Pages

Monday, May 06, 2013

BridgeDB identity mapping file for metabolites

Based on HMDB 3.0 (January data; see the reference at the end), I have updated the identity mapping file for metabolites for BridgeDB. It can be downloaded here as pre-release. I here document how I created this file. I have placed the script online at GitHub so that anyone can look at the code and make custom BridgeDB Derby files too. (For example, for large CAS registry number mapping files.)

The code is some 100 lines long. The input .zip is processed by iterating over the containing XML files:


zipFile.entries().each { entry ->
   if (!entry.isDirectory()) {
     println entry.name

     inputStream = zipFile.getInputStream(entry)
     def rootNode = new XmlSlurper().parse(inputStream)

     String rootid = rootNode.accession.toString()
  }
}


For each file it creates an entry in the BridgeDB data:


  Xref ref = new Xref(rootid, BioDataSource.HMDB);
  error = database.addGene(ref);

  // add the synonyms
  addAttribute(
    database, ref, "Symbol",
    rootNode.common_name.toString()
  );
  addAttribute(
    database, ref, "Synonym",
    rootNode.traditional_iupac.toString()
  );
  addAttribute(
    database, ref, "Synonym",
    rootNode.iupac_name.toString()
  );

  // add the SMILES, InChIKey, etc
  addAttribute(
    database, ref, "InChIKey",
    cleanKey(rootNode.inchkey.toString())
   );
  addAttribute(
    database, ref, "SMILES",
    rootNode.smiles.toString()
  );
  addAttribute(
    database, ref, "BrutoFormula",
    rootNode.chemical_formula.toString()
  );
  addAttribute(
    database, ref, "Taxonomy Parent",
    rootNode.direct_parent.toString()
  );


These are some basic properties, and adding the mappings looks like:


  // add external identifiers
  addXRef(
    database, ref,
    rootNode.accession.toString(), BioDataSource.HMDB
  );
  addXRef(
    database, ref, 
    rootNode.cas_registry_number.toString(), casDS
  );
  addXRef(
    database, ref, 
    rootNode.inchi.toString(), inchiDS
  );
  addXRef(
    database, ref, 
    rootNode.chemspider_id.toString(), chemspiderDS
  );
  addXRef(
    database, ref, 
    rootNode.pubchem_compound_id.toString(), pubchemDS
  );
  addXRef(
    database, ref, 
    rootNode.chebi_id.toString(), chebiDS
  );
  addXRef(
    database, ref, 
    rootNode.kegg_id.toString(), keggDS
  );
  addXRef(
    database, ref, 
    rootNode.wikipedia.toString(), wikipediaDS
  );
  addXRef( 
    database, ref, 
    rootNode.drugbank_id.toString(), drugbankDS
  );
  addXRef(
    database, ref, 
    rootNode.nugowiki.toString(), nugoDS
  );


You can thus see that this new metabolites identity mapping file has mappings to various data sources, including ChemSpider, PubChem, ChEBI, KEGG, Wikipedia, DrugBank, and a few others. All these mappings are provided by HMDB 3.0.

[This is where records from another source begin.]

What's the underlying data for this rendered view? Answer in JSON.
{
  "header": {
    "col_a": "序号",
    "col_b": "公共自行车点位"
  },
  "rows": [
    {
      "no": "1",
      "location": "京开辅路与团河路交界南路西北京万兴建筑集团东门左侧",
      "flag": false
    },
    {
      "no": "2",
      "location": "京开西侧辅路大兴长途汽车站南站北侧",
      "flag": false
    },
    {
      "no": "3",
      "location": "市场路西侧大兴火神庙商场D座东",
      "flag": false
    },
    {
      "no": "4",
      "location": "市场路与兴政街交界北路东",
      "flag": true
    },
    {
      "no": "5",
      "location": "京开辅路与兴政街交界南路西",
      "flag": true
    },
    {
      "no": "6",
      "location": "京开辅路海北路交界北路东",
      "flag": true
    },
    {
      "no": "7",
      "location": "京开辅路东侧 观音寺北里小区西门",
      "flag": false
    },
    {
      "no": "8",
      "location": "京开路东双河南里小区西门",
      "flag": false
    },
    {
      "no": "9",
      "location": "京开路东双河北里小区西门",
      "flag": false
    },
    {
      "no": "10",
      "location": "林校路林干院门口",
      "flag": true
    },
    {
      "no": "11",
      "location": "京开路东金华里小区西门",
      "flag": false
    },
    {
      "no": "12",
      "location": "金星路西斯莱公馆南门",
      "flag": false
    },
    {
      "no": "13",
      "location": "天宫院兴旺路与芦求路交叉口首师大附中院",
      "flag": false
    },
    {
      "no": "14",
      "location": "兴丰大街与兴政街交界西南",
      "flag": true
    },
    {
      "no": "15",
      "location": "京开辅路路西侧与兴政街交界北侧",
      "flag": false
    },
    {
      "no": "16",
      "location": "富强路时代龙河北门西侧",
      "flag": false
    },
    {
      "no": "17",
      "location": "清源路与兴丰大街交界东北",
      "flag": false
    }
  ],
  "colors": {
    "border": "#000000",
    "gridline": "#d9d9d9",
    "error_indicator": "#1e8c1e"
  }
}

The Derby database file is the format that PathVisio can read natively. This is the magic that is used in the script to create and finalize (aka save) this file:


GdbConstruct database = GdbConstructImpl3.createInstance(
  "hmdb_metabolites", new DataDerby(),
  DBConnector.PROP_RECREATE
);

database.createGdbTables();
database.preInsert();

String dateStr = new SimpleDateFormat("yyyyMMdd").
  format(new Date()
);
database.setInfo("BUILDDATE", dateStr);
database.setInfo("DATASOURCENAME", "HMDB3");
database.setInfo(
  "DATASOURCEVERSION",
  "hmdb_metabolites_" + dateStr
);
database.setInfo("DATATYPE", "Metabolite");
database.setInfo("SERIES", "standard_metabolite");

// process the zip file

database.commit();
database.finalize();


There are a few more details, but nothing not exposed by the full script.

Wishart, D. S. et al. Nucleic Acids Research 2013, 41, D801-D807.